What is clear from the above chart is that there are applications that can take advantage of far more cores, assuming of course, the software can keep pace. The most noteworthy stories in HPC for the industry this year were trillion-cell simulations at Saudi Aramco on the largest machine at KAUST, a 716,800 processor scaling job from ExxonMobil on the Blue Waters supercomputer, and a very impressive effort from oil and gas software company, Stone Ridge that was notable for its scaling, efficiency, and time to result. These were all important code scalability stories—but there is still work on the code side to have seismic and reservoir analysis jobs efficiently use the entirety of an exascale machine.
Aside from the larger issues of code scalability (which are not unique to oil and gas) the sheer volume of data also represents a challenge, Odegard says. “If you look at seismic vessels that collect seismic data, you’ll see that in 1995, one of these towed six streamers; in 2005 there were sixteen and they were longer. In 2014 there were 24 that were 8 km long on one PGS ship. In this most recent vessel there are about 1200 or 1300 sensors per streamer. When you add that data just from one survey they ran that towed within a field of 280 sail lines for 2.6 million km of acquired seismic data (round trip to the moon 3.5 times) that gives you a sense of scope.”
In the end the example seismic collection effort took 660 terabytes of data back to the HPC group, which already has existing I/O and compute challenges. Those teams then want to visualize this data in ultra-high-resolution 3D images, which takes a combination of more compute power and fine-tuned algorithms. “Data volumes are a big challenge. The technology beyond 5 or 3 nm is hard to see, and there is this pipeline of data that is needed for sound decision making about where to drill.”
If the current host of chip and systems vendors cannot deliver an architecture that suits, Odegard says the community will look to more piecemeal architectures—GPUs, FPGAs, DSPs, and any other compute element that meets the needs of a particular workflow.
Even though the oil and gas industry make use of an order of magnitude more compute, there is still a need to keep scaling codes. The data deluge has to result in useful information fed into simulations and output as high-res 3D images. But Odegard says there is another problem for the future of HPC in oil and gas—a talent shortage.

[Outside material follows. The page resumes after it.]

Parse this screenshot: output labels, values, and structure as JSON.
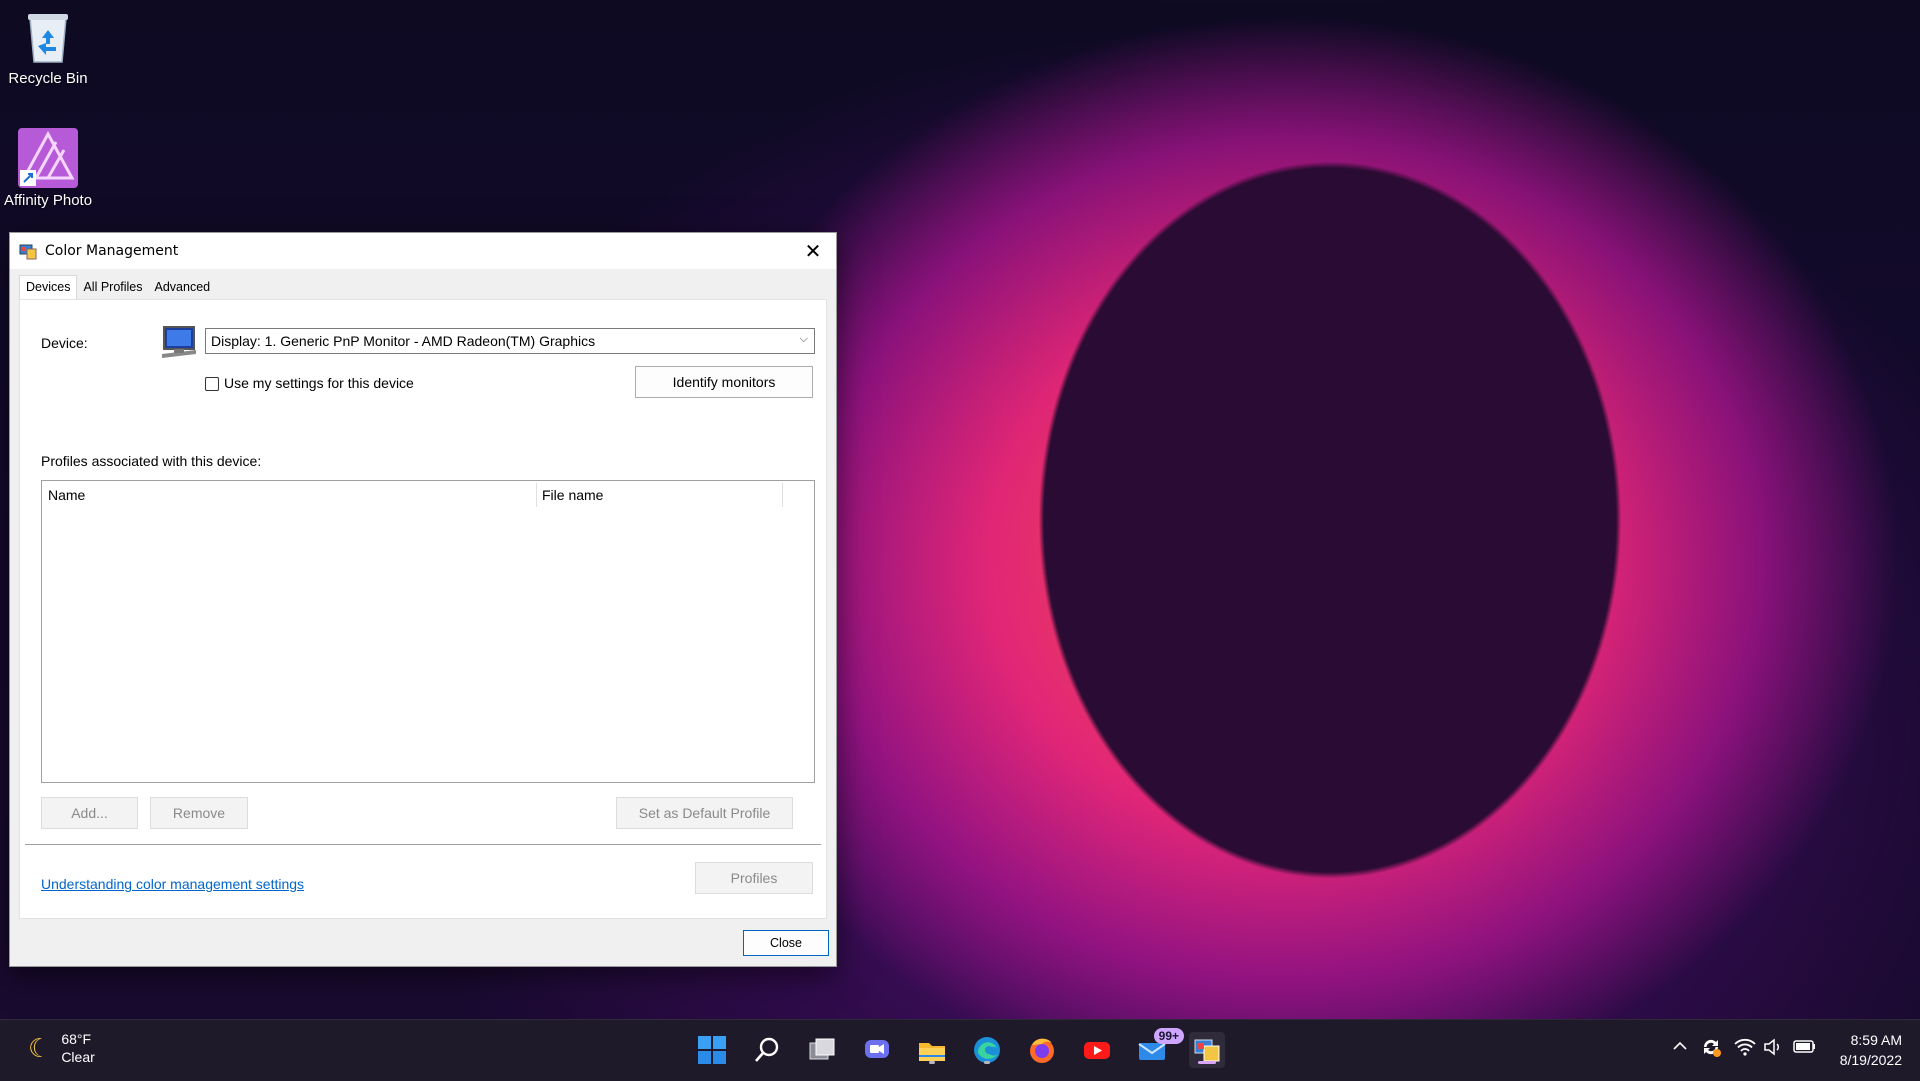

We have long heard national labs and academic centers talk about the Silicon Valley effect in its talent acquisition but Odegard says the “Fortran generation” is retiring, leaving a major gap. “People do not think of oil and gas as an IT field” and this has left a shortfall in replacing the geophysicists and others that have become experts in industry codes and systems. AI is coming to the field, however, which is could mark a shift in how these codes are written—and might open the way for younger developers or those from other computer science and engineering fields.
The point for Odegard and others that presented on energy industry applications in HPC at ISC is that having access to large-scale supercomputers is critical for competitiveness and risk mitigation. The more data exploration companies can collect, the more informed their models are. And the accuracy of these models (or lack thereof) can be the difference between spending millions on a drilling project that is successful versus dry. With an ROI like that, it might seem that this is one area where oil and gas wouldn’t question spending its money—but in times like these, ROI matters more than ever.